An important complement to IEC 30141 was the ISO/IEC TS 30149:2024 specification, released in May, which lays out principles for IoT trustworthiness. The document answers the question of how to prove that an IoT device is secure (rather than just relying on the vendor’s claims) — and Kaspersky helped develop it.
Five aspects of verifiable security
The key concept of the document is trustworthiness, which differs from trust. Trust is based on assumptions, some of which may be true and based on observable properties (“made of metal”), while others may be unfounded (“doesn’t contain secret backup passwords”). According to the specification, trustworthiness is the verifiable ability to meet expectations. ISO/IEC TS 30149:2024 details how trust, trustworthiness, and risk correlate, and describes five aspects in which an IoT solution’s trustworthiness can be demonstrated. These are:
- Safety
- Security
- Privacy
- Resilience
- Reliability
For each of these aspects, trustworthiness is ensured through specific approaches to system design and construction. The document provides best-practice templates for building IoT systems and ensuring trust in them — from threat-assessment methodologies for trust-related violations, to architectural solutions for trusted systems (for example, MILS).

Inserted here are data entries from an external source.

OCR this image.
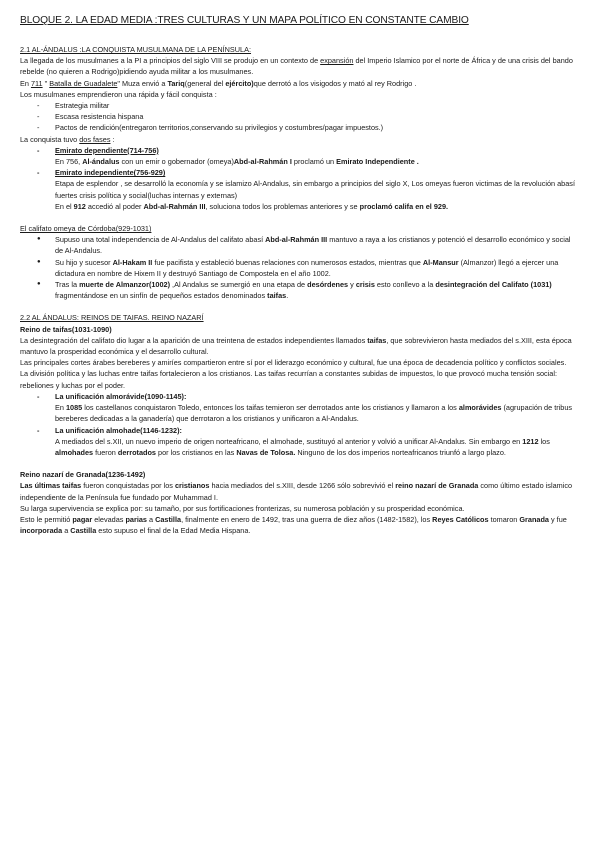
BLOQUE 2. LA EDAD MEDIA :TRES CULTURAS Y UN MAPA POLÍTICO EN CONSTANTE CAMBIO

2.1 AL-ÁNDALUS :LA CONQUISTA MUSULMANA DE LA PENÍNSULA:

La llegada de los musulmanes a la PI a principios del siglo VIII se produjo en un contexto de expansión del Imperio Islamico por el norte de África y de una crisis del bando rebelde (no quieren a Rodrigo)pidiendo ayuda militar a los musulmanes.

En 711 " Batalla de Guadalete" Muza envió a Tariq(general del ejército)que derrotó a los visigodos y mató al rey Rodrigo .

Los musulmanes emprendieron una rápida y fácil conquista :

- Estrategia militar
- Escasa resistencia hispana
- Pactos de rendición(entregaron territorios,conservando su privilegios y costumbres/pagar impuestos.)

La conquista tuvo dos fases :

- Emirato dependiente(714-756)

En 756, Al-ándalus con un emir o gobernador (omeya)Abd-al-Rahmán I proclamó un Emirato Independiente .

- Emirato independiente(756-929)

Etapa de esplendor , se desarrolló la economía y se islamizo Al-Andalus, sin embargo a principios del siglo X, Los omeyas fueron victimas de la revolución abasí fuertes crisis política y social(luchas internas y externas)

En el 912 accedió al poder Abd-al-Rahmán III, soluciona todos los problemas anteriores y se proclamó califa en el 929.

El califato omeya de Córdoba(929-1031)

● Supuso una total independencia de Al-Andalus del califato abasí Abd-al-Rahmán III mantuvo a raya a los cristianos y potenció el desarrollo económico y social de Al-Andalus.
● Su hijo y sucesor Al-Hakam II fue pacifista y estableció buenas relaciones con numerosos estados, mientras que Al-Mansur (Almanzor) llegó a ejercer una dictadura en nombre de Hixem II y destruyó Santiago de Compostela en el año 1002.
● Tras la muerte de Almanzor(1002) ,Al Andalus se sumergió en una etapa de desórdenes y crisis esto conllevo a la desintegración del Califato (1031) fragmentándose en un sinfín de pequeños estados denominados taifas.

2.2 AL ÁNDALUS: REINOS DE TAIFAS. REINO NAZARÍ

Reino de taifas(1031-1090)

La desintegración del califato dio lugar a la aparición de una treintena de estados independientes llamados taifas, que sobrevivieron hasta mediados del s.XIII, esta época mantuvo la prosperidad económica y el desarrollo cultural.

Las principales cortes árabes bereberes y amiríes compartieron entre sí por el liderazgo económico y cultural, fue una época de decadencia político y conflictos sociales.

La división política y las luchas entre taifas fortalecieron a los cristianos. Las taifas recurrían a constantes subidas de impuestos, lo que provocó mucha tensión social: rebeliones y luchas por el poder.

- La unificación almorávide(1090-1145):

En 1085 los castellanos conquistaron Toledo, entonces los taifas temieron ser derrotados ante los cristianos y llamaron a los almorávides (agrupación de tribus bereberes dedicadas a la ganadería) que derrotaron a los cristianos y unificaron a Al-Andalus.

- La unificación almohade(1146-1232):

A mediados del s.XII, un nuevo imperio de origen norteafricano, el almohade, sustituyó al anterior y volvió a unificar Al-Andalus. Sin embargo en 1212 los almohades fueron derrotados por los cristianos en las Navas de Tolosa. Ninguno de los dos imperios norteafricanos triunfó a largo plazo.

Reino nazarí de Granada(1236-1492)

Las últimas taifas fueron conquistadas por los cristianos hacia mediados del s.XIII, desde 1266 sólo sobrevivió el reino nazarí de Granada como último estado islamico independiente de la Península fue fundado por Muhammad I.

Su larga supervivencia se explica por: su tamaño, por sus fortificaciones fronterizas, su numerosa población y su prosperidad económica.

Esto le permitió pagar elevadas parias a Castilla, finalmente en enero de 1492, tras una guerra de diez años (1482-1582), los Reyes Católicos tomaron Granada y fue incorporada a Castilla esto supuso el final de la Edad Media Hispana.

What to expect from the IoT of the future
The adoption of standards alone won’t magically improve IoT security overnight. Old products already no longer comply, while for new ones compliance with standards needs to become a requirement of both national and international regulators. Manufacturers would then need to invest considerable time in developing new products that comply with these standards. That said, in a few years, we can expect significant improvements in the security of both industrial and consumer IoT devices. These should include simple yet effective measures — such as secure default settings, and long, pre-defined periods for update delivery. More complex yet crucial improvements should include the widespread adoption of secure-by-design approaches, plus standardized, publicly-verified communication protocols to make products less vulnerable. With these in place, experts would be able to more easily analyze the security of specific products thanks to better-documented system and protocol architecture. And the ultimate goal: consumers knowing for sure that the IoT devices they purchase are secure, reliable, and resilient to threats (both physical and cyber) throughout the entire lifecycle of those IoT devices.